The mission was created after an agreement between Ecuador and Cuba, where 229 Cuban and 120 Ecuadorian medical specialists achieved the first phase of the diagnosis in the medical investigation on the causes of disabilities. It had given a complete diagnosis to areas within the country that had only just received primary development, such as genetic clinics.

The mission sought to use its findings to create better legislation in areas such as health, education, and social well-being. This investigation arose after an era of very little legitimate research being done in regards to disabilities, and subsequently, skimpy government plans to assist disabled people.

For the first time in Ecuadorian history, doctors, geneticists, psychologists, and health specialists were accompanied by military and community guides to document and provide support for disabled people.

From July 2009 to November 2010, 825,576 medical attendants visited 1,286,331 homes in 24 provinces and 221 cantons in Ecuador. Of these places, 294,611 disabled people were located, studied, and given proper care. 26,327 critical cases were recorded, meaning that Ecuador had a prevalence of 2.43% of people with disabilities nationwide.

The mission supplied its subjects with aids such as anti-slip mattresses and cushions, wheelchairs, canes of various types, diapers, mattress protectors, bonds up to $240, medical care, and housing. This was in addition to an increased fight for their equal rights, access to rehab, adequate nutrition, and psychological care.

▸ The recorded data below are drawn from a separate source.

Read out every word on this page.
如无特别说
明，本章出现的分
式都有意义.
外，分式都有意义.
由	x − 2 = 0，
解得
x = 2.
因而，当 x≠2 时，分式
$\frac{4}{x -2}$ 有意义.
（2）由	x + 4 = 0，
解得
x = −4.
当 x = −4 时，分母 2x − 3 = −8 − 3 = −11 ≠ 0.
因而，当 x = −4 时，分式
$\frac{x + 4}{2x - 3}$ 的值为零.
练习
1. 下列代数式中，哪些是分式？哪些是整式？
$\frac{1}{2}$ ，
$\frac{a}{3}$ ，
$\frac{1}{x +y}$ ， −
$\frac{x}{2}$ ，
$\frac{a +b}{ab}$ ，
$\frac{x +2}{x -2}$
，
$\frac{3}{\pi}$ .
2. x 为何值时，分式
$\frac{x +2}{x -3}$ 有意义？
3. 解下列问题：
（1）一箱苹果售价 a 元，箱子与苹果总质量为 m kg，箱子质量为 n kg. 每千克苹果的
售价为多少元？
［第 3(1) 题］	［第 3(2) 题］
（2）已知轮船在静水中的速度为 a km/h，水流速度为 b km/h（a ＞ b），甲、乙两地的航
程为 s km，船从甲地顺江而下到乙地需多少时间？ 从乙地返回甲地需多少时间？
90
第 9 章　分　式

Each brigade consisted of a health specialist, military personnel, a driver and a volunteer, who were responsible for delivering the aid to each household.

As of January 2012, 265,515 technical aids have been delivered to 130,254 beneficiaries. The mission has also promoted the construction of 4,400 homes between 2010 and 2011 and is expected to build 6,000 more in 2012. This work planned for 2012 will be carried out in the provinces of Zamora, Morona, Loja, El Oro, Galapagos, Guayas and Pichincha for the benefit of 85,891 people with disabilities, who already studied and cared for.

The vice-presidency of Ecuador grants the Manuela Espejo Order to those who have shown excellence in their service. Among the Cuban, Ecuadorian, and Venezuelan medical recipients decorated is the Cuban leader Fidel Castro.